Pierre Meulien of the Innovative Medicines Initiative (IMI) highlights why cell and gene therapies seem finally braced for mainstream adoption as well as the significant barriers that still need to be overcome for large patient numbers to access these innovative and often costly treatments.

 

Today, [ATMPs] finally seem to be ready for the prime time, especially in treating single-gene disorders

Gene therapy, somatic-cell therapy and tissue engineering (collectively known as Advanced Therapy Medicinal Products or ATMPs) are all technologies that have been the subject of research for decades. Today, they finally seem to be ready for the prime time, especially in treating single-gene disorders like haemophilia, cystic fibrosis and thalassemia, and of course cell therapies for cancer. However, hurdles remain at every stage of the product research and development cycle and, unless there is more sharing of information and more inter-industrial collaboration, society will not reap the benefits of these potentially groundbreaking treatments.

 

The proof of concept that gene therapy and cell therapies can work is here now. Research on the genetic basis of rare diseases and immune therapy for certain cancers have changed the lives of a small number of people (these include treatments for retinal dystrophy, spinal muscular atrophy and CAR-T immunotherapy for certain forms of leukaemia). But how can this success be scaled to the point where millions of citizens from any demographic can have access to these innovations at a reasonable cost to our health systems?

 

The scientific understanding of the aetiology of disease has progressed at a phenomenal pace since the first gene therapy trials took place in 1990 (this was for adenosine deaminase (ADA) deficiency which dramatically impacts the immune system). This new knowledge has not only given rise to new targets for intervention in specific disease settings but has also been invaluable in addressing the safety concerns that have hampered the field for the past three decades. With these technological advantages we can, for example, avoid some of the negative consequences of insertions of introduced genes into the chromosome which give rise to unwanted gene activation. Indeed in early trials of ADA gene replacement, insertional mutagenesis occurred which led to perturbation of cellular proto-oncogene expression and the subsequent generation of a new malignancy.

 

However, many other hurdles remain to be addressed and these include: understanding the human immune responses against gene delivery vectors; having robust manufacturing platforms that can produce at scale; batch to batch consistency for cell therapies; predicting toxicity for CAR-T technologies; standardising analytical methodologies for product characterisation; and understanding the relative efficacy of integrating versus non-integrating systems.

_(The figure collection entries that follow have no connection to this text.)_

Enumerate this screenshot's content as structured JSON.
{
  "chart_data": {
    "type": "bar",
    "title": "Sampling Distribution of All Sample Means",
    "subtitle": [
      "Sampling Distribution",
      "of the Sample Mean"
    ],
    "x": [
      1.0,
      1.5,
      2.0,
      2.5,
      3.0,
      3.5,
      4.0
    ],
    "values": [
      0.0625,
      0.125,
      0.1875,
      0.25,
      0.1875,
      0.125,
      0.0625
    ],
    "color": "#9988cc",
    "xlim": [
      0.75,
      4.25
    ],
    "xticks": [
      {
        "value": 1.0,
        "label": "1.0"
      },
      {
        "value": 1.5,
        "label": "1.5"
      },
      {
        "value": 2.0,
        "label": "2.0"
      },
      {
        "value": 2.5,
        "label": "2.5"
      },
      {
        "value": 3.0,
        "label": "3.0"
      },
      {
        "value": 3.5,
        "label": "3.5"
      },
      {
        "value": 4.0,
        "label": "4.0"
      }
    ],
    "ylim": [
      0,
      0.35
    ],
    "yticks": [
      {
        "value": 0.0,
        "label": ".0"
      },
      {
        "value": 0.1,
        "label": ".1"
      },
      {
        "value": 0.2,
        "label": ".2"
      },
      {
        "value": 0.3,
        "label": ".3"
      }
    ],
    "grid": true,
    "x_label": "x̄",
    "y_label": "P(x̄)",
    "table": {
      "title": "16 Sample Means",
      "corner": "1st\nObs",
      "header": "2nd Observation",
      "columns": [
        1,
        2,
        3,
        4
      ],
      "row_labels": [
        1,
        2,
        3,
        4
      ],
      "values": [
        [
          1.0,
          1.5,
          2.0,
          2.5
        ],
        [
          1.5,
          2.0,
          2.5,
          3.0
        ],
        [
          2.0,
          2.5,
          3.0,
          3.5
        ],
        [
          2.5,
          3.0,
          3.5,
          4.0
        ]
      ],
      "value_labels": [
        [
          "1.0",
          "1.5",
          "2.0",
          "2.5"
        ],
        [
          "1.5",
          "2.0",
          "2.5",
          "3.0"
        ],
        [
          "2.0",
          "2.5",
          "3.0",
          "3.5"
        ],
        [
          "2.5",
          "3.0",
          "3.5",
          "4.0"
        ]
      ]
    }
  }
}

Yes, the list is long!

 

In addition, there are clinical development and regulatory challenges to be considered which are quite specific to ATMP R&D. Clinical trials for rare diseases for example, often have very small numbers of test subjects and the ethical considerations usually preclude the involvement of a placebo group. The regulatory pathway for authorisation to use a particular intervention is thus very different.

 

Much is to be said for more cooperation among stakeholders in these challenging areas of research. Just recently, industry players decided to come together through the Innovative Medicines Initiative (IMI) and work collaboratively in a pre-competitive environment to solve these issues by forging collaborations involving a large spectrum of public and private sector players. Indeed, this platform allows patients, regulatory experts, health economists and others to join projects so that their input can be leveraged from the very start of the project. In this way, many blind alleys can be avoided and more efficient and accelerated pathways can be explored.

 

IMI’s first two Call topics in the ATMP field were launched in June this year. The first, called “Accelerating research and innovation for advanced therapy medicinal products”, will have an overall budget of around EUR 30 million and will tackle a range of issues that currently hamper the development of treatments for rare diseases. As mentioned above, rare diseases are an area where ATMPs could make a big difference to patients’ lives. The second programme, “Supporting the development of engineered T-cells”, will have a budget of EUR 17.5 million and will focus on the preclinical space in CAR-T cell therapy development.

 

Both of these topics demonstrate that the pre-competitive landscape changes over time (could we have imagined five years ago that Servier, Bayer, J&J and Takeda would cooperate in this field?) and that public-private partnerships are excellent vehicles that can both de-risk investments for the private sector and accelerate access to innovation for patients in need.